Türkiye nüfusunun 55 milyon kadarının batıda yaşadığını yani teknik ve bilimsel olarak gmt+2 de olduğunu iddia eden “lunabike”, ancak hükümetin zorla bu kadar milyon insanı gmt+3 e göre yaşatmaya çalıştığını söylemiş. 
“lunabike” yaz saatinin kalıcı olmasının insan psikolojine etkisini ise şöyle anlatmış: “Dünyadaki tüm ama tüm canlılar bitkisinden hayvanına kadar güneşe göre hareket ederler, biyolojik olarak böyle evirilmişlerdir ve zaten insanın kurduğu sistem onu zorla sabahın köründe kaldırırken hiç olmazsa güneş yavaştan doğar ve aydınlık başlarken kalkıyorduk. Şimdi ise resmen gece kalkıyoruz çünkü bir günlük zaman dilimi içindeki her güneşin olmadığı yani doğmadığı karanlık an teknik olarak gecedir. İnsanlar için gün ışığı akşam 17.00’den sonra değil asıl metabolizmasını harekete geçirmesi gereken ve biyolojik saatini geceden güne çevirmesi gereken sabah saatleridir. Zaten Türkiye’nin yaşam şartlarında herhalde ancak binde bir insan akşamüstü saatlerde sokaklarda laylaylom yapabilmektedir. 
Son olarak da “lunabike” yazısında öneri getirmiş ve şöyle bitirmiş: “Türkiye’nin yerel saati gmt (greenwich main time) +2 dir. Ve buna kış saati denir. Yaz saati yapaydır (tüm ülkeler için ve son 70-80 yılda uydurulmuştur). Yaz saati uygulamasından vazgeçen bir ülkenin (ki bu yapılabilir, bunda bir sorun yok işin bu kısmı gerçekten sadece uzmanları ilgilendirir) önce saatini geri alıp yani kış saatine (kendi ve gerçek saatine) geçip ondan sonra bu uygulamayı sonlandırması gerekir. 
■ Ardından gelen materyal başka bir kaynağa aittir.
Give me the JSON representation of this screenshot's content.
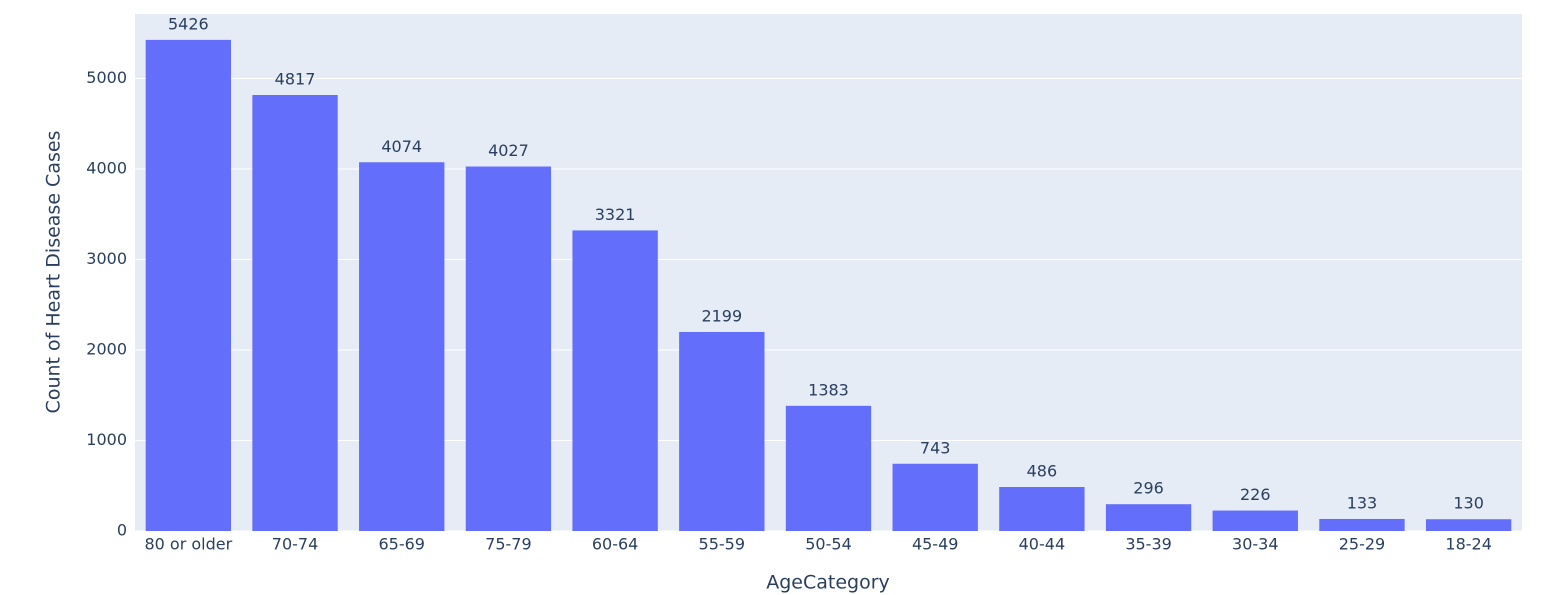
{
  "chart_data": {
    "type": "bar",
    "x_label": "AgeCategory",
    "y_label": "Count of Heart Disease Cases",
    "categories": [
      "80 or older",
      "70-74",
      "65-69",
      "75-79",
      "60-64",
      "55-59",
      "50-54",
      "45-49",
      "40-44",
      "35-39",
      "30-34",
      "25-29",
      "18-24"
    ],
    "values": [
      5426,
      4817,
      4074,
      4027,
      3321,
      2199,
      1383,
      743,
      486,
      296,
      226,
      133,
      130
    ],
    "color": "#636efa",
    "ylim": [
      0,
      5712
    ],
    "yticks": [
      0,
      1000,
      2000,
      3000,
      4000,
      5000
    ],
    "grid": true
  }
}
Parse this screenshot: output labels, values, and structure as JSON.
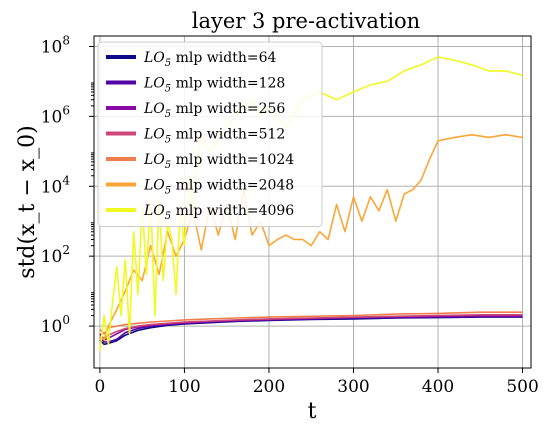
{
  "chart_data": {
    "type": "line",
    "title": "layer 3 pre-activation",
    "xlabel": "t",
    "ylabel": "std(x_t − x_0)",
    "xlim": [
      -7,
      510
    ],
    "ylim_log10": [
      -1.2,
      8.3
    ],
    "y_scale": "log",
    "x_ticks": [
      0,
      100,
      200,
      300,
      400,
      500
    ],
    "y_ticks": [
      {
        "exp": 0,
        "label_base": "10",
        "label_exp": "0"
      },
      {
        "exp": 2,
        "label_base": "10",
        "label_exp": "2"
      },
      {
        "exp": 4,
        "label_base": "10",
        "label_exp": "4"
      },
      {
        "exp": 6,
        "label_base": "10",
        "label_exp": "6"
      },
      {
        "exp": 8,
        "label_base": "10",
        "label_exp": "8"
      }
    ],
    "grid": true,
    "legend_placement": "upper-left",
    "legend_prefix": "LO",
    "legend_sub": "5",
    "series": [
      {
        "name": " mlp width=64",
        "color": "#0d0887",
        "x": [
          0,
          5,
          10,
          20,
          30,
          45,
          60,
          80,
          100,
          130,
          160,
          200,
          250,
          300,
          350,
          400,
          450,
          500
        ],
        "y": [
          0.4,
          0.3,
          0.32,
          0.38,
          0.55,
          0.75,
          0.9,
          1.05,
          1.15,
          1.25,
          1.35,
          1.45,
          1.55,
          1.6,
          1.7,
          1.75,
          1.8,
          1.8
        ]
      },
      {
        "name": " mlp width=128",
        "color": "#5302a3",
        "x": [
          0,
          5,
          10,
          20,
          30,
          45,
          60,
          80,
          100,
          130,
          160,
          200,
          250,
          300,
          350,
          400,
          450,
          500
        ],
        "y": [
          0.5,
          0.35,
          0.35,
          0.42,
          0.65,
          0.85,
          1.0,
          1.1,
          1.2,
          1.3,
          1.4,
          1.5,
          1.6,
          1.7,
          1.75,
          1.8,
          1.85,
          1.85
        ]
      },
      {
        "name": " mlp width=256",
        "color": "#8b0aa5",
        "x": [
          0,
          5,
          10,
          20,
          30,
          45,
          60,
          80,
          100,
          130,
          160,
          200,
          250,
          300,
          350,
          400,
          450,
          500
        ],
        "y": [
          0.6,
          0.4,
          0.45,
          0.6,
          0.8,
          0.95,
          1.05,
          1.15,
          1.25,
          1.35,
          1.45,
          1.55,
          1.65,
          1.75,
          1.85,
          1.9,
          1.95,
          1.95
        ]
      },
      {
        "name": " mlp width=512",
        "color": "#cc4778",
        "x": [
          0,
          5,
          10,
          20,
          30,
          45,
          60,
          80,
          100,
          130,
          160,
          200,
          250,
          300,
          350,
          400,
          450,
          500
        ],
        "y": [
          0.5,
          0.45,
          0.55,
          0.7,
          0.85,
          1.0,
          1.1,
          1.2,
          1.3,
          1.4,
          1.5,
          1.6,
          1.7,
          1.8,
          1.9,
          2.0,
          2.1,
          2.1
        ]
      },
      {
        "name": " mlp width=1024",
        "color": "#f07f4f",
        "x": [
          0,
          5,
          10,
          20,
          30,
          45,
          60,
          80,
          100,
          130,
          160,
          200,
          250,
          300,
          350,
          400,
          450,
          500
        ],
        "y": [
          0.8,
          0.6,
          0.9,
          1.0,
          1.1,
          1.2,
          1.3,
          1.4,
          1.5,
          1.6,
          1.7,
          1.8,
          1.9,
          2.0,
          2.2,
          2.3,
          2.5,
          2.5
        ]
      },
      {
        "name": " mlp width=2048",
        "color": "#fca636",
        "x": [
          0,
          5,
          10,
          20,
          30,
          40,
          50,
          60,
          70,
          80,
          90,
          100,
          110,
          120,
          130,
          140,
          150,
          160,
          170,
          180,
          190,
          200,
          210,
          220,
          230,
          240,
          250,
          260,
          270,
          280,
          290,
          300,
          310,
          320,
          330,
          340,
          350,
          360,
          370,
          380,
          390,
          400,
          420,
          440,
          460,
          480,
          500
        ],
        "y": [
          0.5,
          0.4,
          1.0,
          3,
          10,
          40,
          20,
          200,
          30,
          500,
          100,
          300,
          2000,
          150,
          3000,
          400,
          3000,
          300,
          8000,
          400,
          1000,
          200,
          300,
          400,
          300,
          300,
          200,
          500,
          300,
          3000,
          500,
          5000,
          1000,
          5000,
          2000,
          8000,
          1000,
          6000,
          8000,
          15000,
          60000,
          200000,
          250000,
          300000,
          250000,
          300000,
          250000
        ]
      },
      {
        "name": " mlp width=4096",
        "color": "#f0f921",
        "x": [
          0,
          5,
          10,
          15,
          20,
          25,
          30,
          35,
          40,
          45,
          50,
          55,
          60,
          65,
          70,
          75,
          80,
          85,
          90,
          95,
          100,
          105,
          110,
          115,
          120,
          130,
          140,
          150,
          160,
          170,
          180,
          190,
          200,
          220,
          240,
          260,
          280,
          300,
          320,
          340,
          360,
          380,
          400,
          420,
          440,
          460,
          480,
          500
        ],
        "y": [
          0.2,
          2,
          0.3,
          5,
          50,
          2,
          80,
          0.6,
          500,
          8,
          3000,
          30,
          5000,
          2,
          4000,
          20,
          1000,
          300,
          8,
          2000,
          200,
          20000,
          2000,
          50000,
          300000,
          100000,
          200000,
          500000,
          1000000,
          2000000,
          3000000,
          1000000,
          2000000,
          500000,
          3000000,
          5000000,
          3000000,
          5000000,
          8000000,
          10000000,
          20000000,
          30000000,
          50000000,
          40000000,
          30000000,
          20000000,
          20000000,
          15000000
        ]
      }
    ]
  }
}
Eğer saatlerini 1 saat geri almadan sonlandırırsa işte o zaman mesele sadece uzmanları değil tüm vatandaşları, herkesi ilgilendirir. Kundaktaki bebeğe kadar! Çünkü biyolojine aykırı bir şeyi sana dayatmış oluyorlar.”
Vallah “lunabike” güzel anlatmış. Biyolojik saatimize göre bir uygulama yapılmazsa ilkokul 1’e giden kızım her sabah kalktığında bana “Gece mi hala baba?” diyecek. 
Sırf bu işi tasarruf olsun diye yapıyorsanız rakamlar öyle söylemiyor.
Şu vatandaşın çilesine son verin. 
İşe ve okula gitmenin tadını çıkarsın insanlar, çile çekmesinler.